C D S, Credit Default Swap olarak İngilizcedeki açılımı olup, ‘’ kredi temerrüt faizi’’ dir. Elinde tahvil , bono vb. finansal araçlar bulunduran bir kişinin, vade sonundaki alacağının belirli bir bedel karşılığında ödenmeme riskinin ortadan kaldırılmasına yarayan bir finansal enstrümandır. Ülke C D S lerinde sigorta konusu ülkenin dış piyasalarda sattığı tahvillerin ve bonoların ana paralarını veya faizlerini ödeyememe riskidir.
C D S şirketleri ülkenin borçlarını ödeyememesi riskine karşılık (iflas riskine karşılık )alacaklının, alacaklarını sigortalayan bir sözleşme satar ve bu sözleşmenin fiyatı da ülkenin C D S primidir. Bir ülkenin veya şirketin C D S primi ne kadar yükse ‘’ borçlanma maliyeti’’ de o kadar yüksek demektir ki, bu prim ister istemez faize yansımaktadır.
Bir Örnek vermemiz gerekirse diyelim ki Türkiye bir dış borçlanmaya gitti (bu aralar en çok ihtiyacımız olan şey) ve vadesi geldiğinde her hangi bir sebeple ödemedi. Bunu satın aldığımız şirket, Yatırım Bankası size T.Yatırım Bankası ödemese de bunu ödemekle yükümlüdür. CDS in yüksek olması, yatırımcının o kadar riske girmesi demektir. Dolayısıyla CDS primimiz ne kadar yüksek olursa o kadar daha ‘’ yüksek maliyetli ‘’ borçlanırsınız.
Bu konunun yanında, Dünyada ülkelere, ‘’ kredi derecelendirme notu’’ nu veren ve yatırımcılar tarafından da genel bir kabul gören üç büyük kredi derecelendirme kuruluşu bulunuyor.
Moody’s
Fitch
Standart &Poors ( S & P ) olup, bu kuruluşlar, ülkelerin ekonomik ve politik durumlarını inceleyerek kredi risk puanlarını hesaplamaktadırlar.

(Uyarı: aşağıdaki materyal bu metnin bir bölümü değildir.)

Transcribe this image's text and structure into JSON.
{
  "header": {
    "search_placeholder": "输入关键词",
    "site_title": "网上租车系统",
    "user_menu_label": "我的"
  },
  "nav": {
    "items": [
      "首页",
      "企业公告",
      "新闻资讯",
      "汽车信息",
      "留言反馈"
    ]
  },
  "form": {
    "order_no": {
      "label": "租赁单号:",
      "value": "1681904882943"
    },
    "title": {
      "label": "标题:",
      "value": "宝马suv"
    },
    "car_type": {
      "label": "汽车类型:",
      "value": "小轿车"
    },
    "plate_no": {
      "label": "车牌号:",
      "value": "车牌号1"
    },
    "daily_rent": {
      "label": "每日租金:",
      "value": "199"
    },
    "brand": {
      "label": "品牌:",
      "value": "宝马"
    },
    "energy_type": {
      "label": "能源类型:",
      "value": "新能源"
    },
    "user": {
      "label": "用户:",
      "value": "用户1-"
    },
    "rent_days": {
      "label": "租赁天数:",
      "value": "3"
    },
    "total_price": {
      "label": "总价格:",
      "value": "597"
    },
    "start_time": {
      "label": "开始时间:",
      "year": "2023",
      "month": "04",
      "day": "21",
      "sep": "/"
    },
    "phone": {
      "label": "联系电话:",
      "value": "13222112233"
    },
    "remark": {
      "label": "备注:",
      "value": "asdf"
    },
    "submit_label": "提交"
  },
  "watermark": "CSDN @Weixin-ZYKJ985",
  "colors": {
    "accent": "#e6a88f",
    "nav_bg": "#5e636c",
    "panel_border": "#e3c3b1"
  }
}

Konunun daha iyi anlaşılabilmesi açısından, biraz geriye doğru baktığımızda; 2009 yılında Türkiye, kredi derecelendirme kuruluşlarının değerlendirmelerinde spekülatif seviyede ‘’ yatırım yapılamaz ‘’ olarak görülüyordu. 2009 yılından 2012 yılına kadar spekülatif seviyede derecelendirilen Türkiye, kasım 2012 de FITCH tarafından ‘’ yatırım yapılabilir ‘’ seviyeye çıkmış, Mayıs 2013 de ise, hem FITCH, hem de MOODY’S tarafından ‘’ alt orta sınıfta ‘’ yer almış ve ‘’ yatırım yapılabilir’’ olarak değerlendirilmiştir.

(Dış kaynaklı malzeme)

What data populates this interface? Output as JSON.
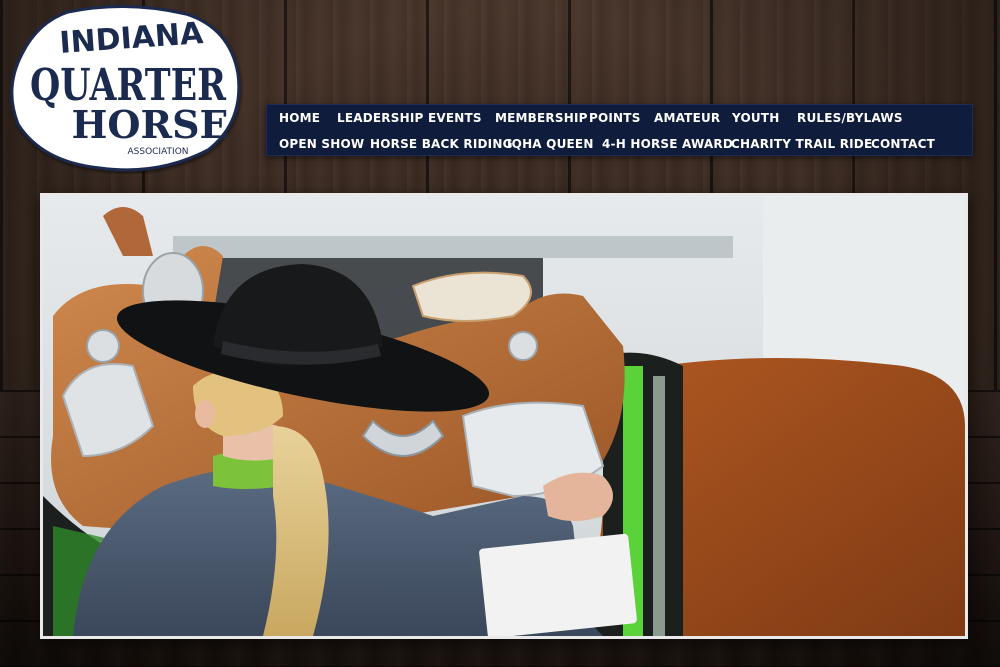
{
  "logo": {
    "line1": "INDIANA",
    "line2": "QUARTER",
    "line3": "HORSE",
    "line4": "ASSOCIATION"
  },
  "nav": {
    "row1": [
      "HOME",
      "LEADERSHIP",
      "EVENTS",
      "MEMBERSHIP",
      "POINTS",
      "AMATEUR",
      "YOUTH",
      "RULES/BYLAWS"
    ],
    "row2": [
      "OPEN SHOW",
      "HORSE BACK RIDING",
      "IQHA QUEEN",
      "4-H HORSE AWARD",
      "CHARITY TRAIL RIDE",
      "CONTACT"
    ]
  },
  "colors": {
    "nav_background": "#0f1c3b",
    "nav_text": "#ffffff",
    "wood": "#3d2c23",
    "logo_navy": "#1b2a4f"
  }
}
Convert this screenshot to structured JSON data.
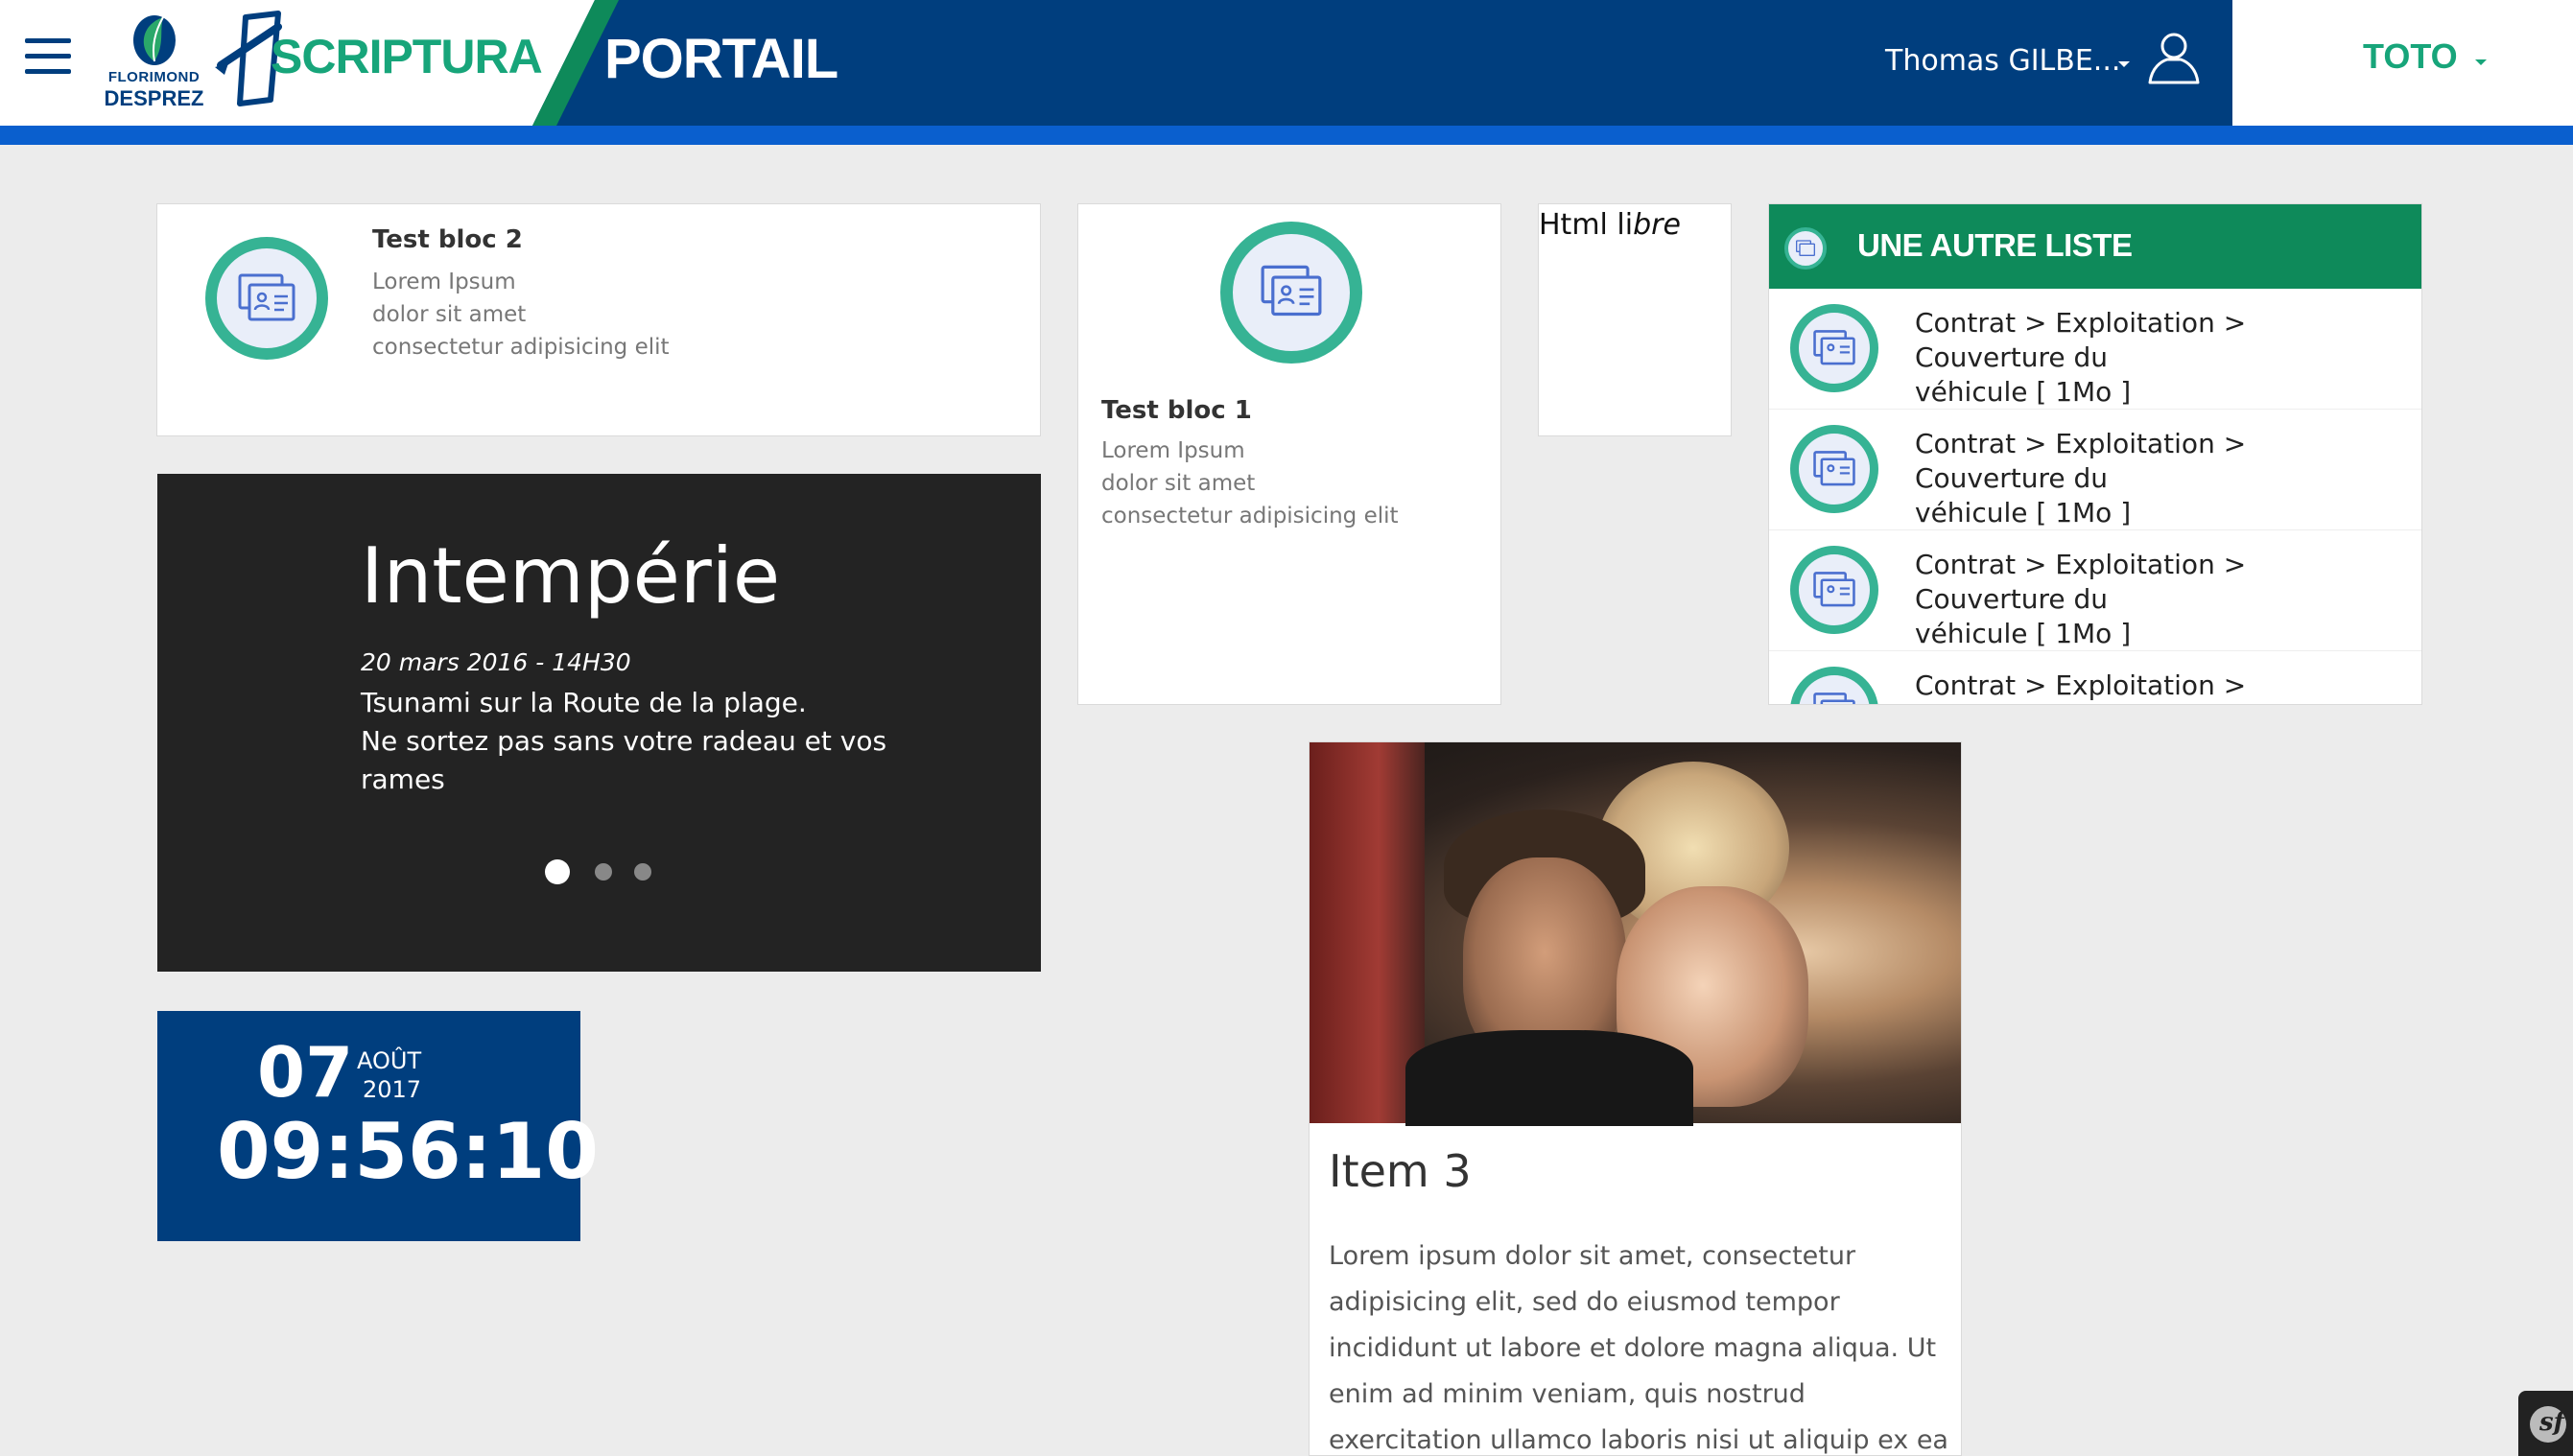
{
  "header": {
    "logo_fd_line1": "FLORIMOND",
    "logo_fd_line2": "DESPREZ",
    "logo_app": "SCRIPTURA",
    "section": "PORTAIL",
    "user_name": "Thomas GILBE...",
    "org_menu": "TOTO",
    "colors": {
      "primary": "#003e7e",
      "accent": "#0a5fce",
      "green": "#17a57a"
    }
  },
  "blocs": {
    "bloc2": {
      "title": "Test bloc 2",
      "lines": [
        "Lorem Ipsum",
        "dolor sit amet",
        "consectetur adipisicing elit"
      ],
      "icon": "id-card-icon"
    },
    "bloc1": {
      "title": "Test bloc 1",
      "lines": [
        "Lorem Ipsum",
        "dolor sit amet",
        "consectetur adipisicing elit"
      ],
      "icon": "id-card-icon"
    },
    "html_libre": {
      "normal": "Html li",
      "italic": "bre"
    }
  },
  "liste": {
    "title": "UNE AUTRE LISTE",
    "items": [
      {
        "line1": "Contrat > Exploitation > Couverture du",
        "line2": "véhicule [ 1Mo ]"
      },
      {
        "line1": "Contrat > Exploitation > Couverture du",
        "line2": "véhicule [ 1Mo ]"
      },
      {
        "line1": "Contrat > Exploitation > Couverture du",
        "line2": "véhicule [ 1Mo ]"
      },
      {
        "line1": "Contrat > Exploitation > Couverture du",
        "line2": ""
      }
    ]
  },
  "slider": {
    "title": "Intempérie",
    "date": "20 mars 2016 - 14H30",
    "lines": [
      "Tsunami sur la Route de la plage.",
      "Ne sortez pas sans votre radeau et vos",
      "rames"
    ],
    "dots": 3,
    "active_dot": 0
  },
  "clock": {
    "day": "07",
    "month": "AOÛT",
    "year": "2017",
    "time": "09:56:10"
  },
  "item3": {
    "title": "Item 3",
    "body": "Lorem ipsum dolor sit amet, consectetur adipisicing elit, sed do eiusmod tempor incididunt ut labore et dolore magna aliqua. Ut enim ad minim veniam, quis nostrud exercitation ullamco laboris nisi ut aliquip ex ea commodo consequat."
  },
  "debug_badge": {
    "icon": "symfony-icon",
    "glyph": "sf"
  }
}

Ocak 2017 ye kadar, bu üç kredi derecelendirme kuruluşundan en az birinin yatırım yapılabilir notuna sahip olan Türkiye ’miz Ocak 2017 den günümüze kadar bu kuruluşların hiçbirisinden olumlu olarak not alamamıştır.
Hazine ve Maliye bakanı Sn. Nurettin NEBATİ, geçtiğimiz hafta da Londra’da yatırımcılarla bir araya gelmiş, geniş katılımlı toplantılardan sonra ülkemize dönmüş ve toplantıların çok verimli geçtiğini ifade etmiş, özellikle Enflasyon konusunda verdiği mesaj, Türkiye’nin kendi kültürel ilişkilerinden kaynaklanan bir Enflasyon yükselişi ile karşı karşıya olduğunu ve bunun Londra’da ki yatırımcıların ilk etapta bunu kavrayamayacakları gibi cümleler kurmuştur.

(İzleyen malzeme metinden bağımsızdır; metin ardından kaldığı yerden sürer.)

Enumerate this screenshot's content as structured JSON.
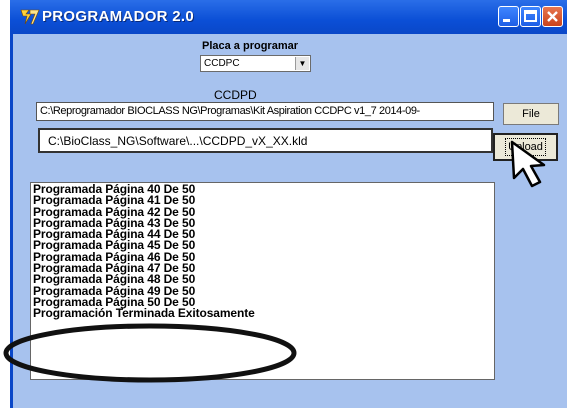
{
  "window": {
    "title": "PROGRAMADOR 2.0",
    "icons": {
      "app": "app-logo-icon",
      "minimize": "minimize-icon",
      "maximize": "maximize-icon",
      "close": "close-icon"
    }
  },
  "board": {
    "label": "Placa a programar",
    "selected": "CCDPC"
  },
  "file_section": {
    "label": "CCDPD",
    "path": "C:\\Reprogramador BIOCLASS NG\\Programas\\Kit Aspiration CCDPC v1_7 2014-09-",
    "file_button": "File"
  },
  "upload_section": {
    "path": "C:\\BioClass_NG\\Software\\...\\CCDPD_vX_XX.kld",
    "upload_button": "Upload"
  },
  "log": [
    "Programada Página 40 De 50",
    "Programada Página 41 De 50",
    "Programada Página 42 De 50",
    "Programada Página 43 De 50",
    "Programada Página 44 De 50",
    "Programada Página 45 De 50",
    "Programada Página 46 De 50",
    "Programada Página 47 De 50",
    "Programada Página 48 De 50",
    "Programada Página 49 De 50",
    "Programada Página 50 De 50",
    "Programación Terminada Exitosamente"
  ],
  "annotations": {
    "cursor": "mouse-pointer-icon",
    "highlight": "highlight-ellipse"
  },
  "colors": {
    "titlebar": "#0b4fd6",
    "window_bg": "#a7c2ee",
    "close_button": "#c9431c"
  }
}
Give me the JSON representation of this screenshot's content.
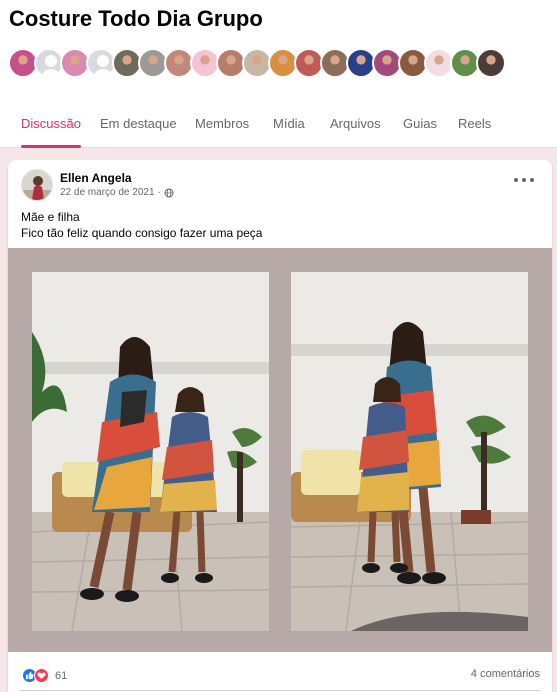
{
  "group": {
    "title": "Costure Todo Dia Grupo"
  },
  "members": [
    {
      "kind": "photo",
      "color": "#c8508a"
    },
    {
      "kind": "default",
      "color": "#d7dadf"
    },
    {
      "kind": "photo",
      "color": "#d98ab0"
    },
    {
      "kind": "default",
      "color": "#d7dadf"
    },
    {
      "kind": "photo",
      "color": "#6e6a5c"
    },
    {
      "kind": "photo",
      "color": "#9b9a96"
    },
    {
      "kind": "photo",
      "color": "#c2877a"
    },
    {
      "kind": "photo",
      "color": "#f4c3d6"
    },
    {
      "kind": "photo",
      "color": "#b77d6a"
    },
    {
      "kind": "photo",
      "color": "#c7b7a5"
    },
    {
      "kind": "photo",
      "color": "#d98f3f"
    },
    {
      "kind": "photo",
      "color": "#c05a55"
    },
    {
      "kind": "photo",
      "color": "#8a6e58"
    },
    {
      "kind": "photo",
      "color": "#27408b"
    },
    {
      "kind": "photo",
      "color": "#a34a7a"
    },
    {
      "kind": "photo",
      "color": "#8a5a3c"
    },
    {
      "kind": "photo",
      "color": "#f3dce4"
    },
    {
      "kind": "photo",
      "color": "#5f8f4a"
    },
    {
      "kind": "photo",
      "color": "#4a3c38"
    }
  ],
  "tabs": [
    {
      "label": "Discussão",
      "active": true
    },
    {
      "label": "Em destaque",
      "active": false
    },
    {
      "label": "Membros",
      "active": false
    },
    {
      "label": "Mídia",
      "active": false
    },
    {
      "label": "Arquivos",
      "active": false
    },
    {
      "label": "Guias",
      "active": false
    },
    {
      "label": "Reels",
      "active": false
    }
  ],
  "post": {
    "author": "Ellen Angela",
    "date": "22 de março de 2021",
    "separator": "·",
    "privacy_icon": "globe-icon",
    "text_line1": "Mãe e filha",
    "text_line2": "Fico tão feliz quando consigo fazer uma peça",
    "reaction_icons": [
      "like-icon",
      "love-icon"
    ],
    "reactions_count": "61",
    "comments": "4 comentários"
  },
  "colors": {
    "accent": "#d6336c",
    "page_bg": "#f7e6e8",
    "media_bg": "#b6a9a8",
    "like": "#1877f2",
    "love": "#f33e58"
  }
}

Sn.Bakan Nebati, Türkiye’ye döndükten sonra, ulusal basında çıkan haberlerden anladığımız şekliyle, kredi derecelendirme kuruluşu Fitch, Türkiye’nin kredi notu yatırım yapılabilir seviyenin üç kademe altındayken (BB-), kredi derecelendirme notunu bu defa bir kademe daha düşürerek ( dört kademe altında) ‘’ B+ ‘’olarak teyit ettiğini tespit ettiğimizde, ‘’aslında ne oldu ‘’ sorusunun cevabını da vermiş oluruz.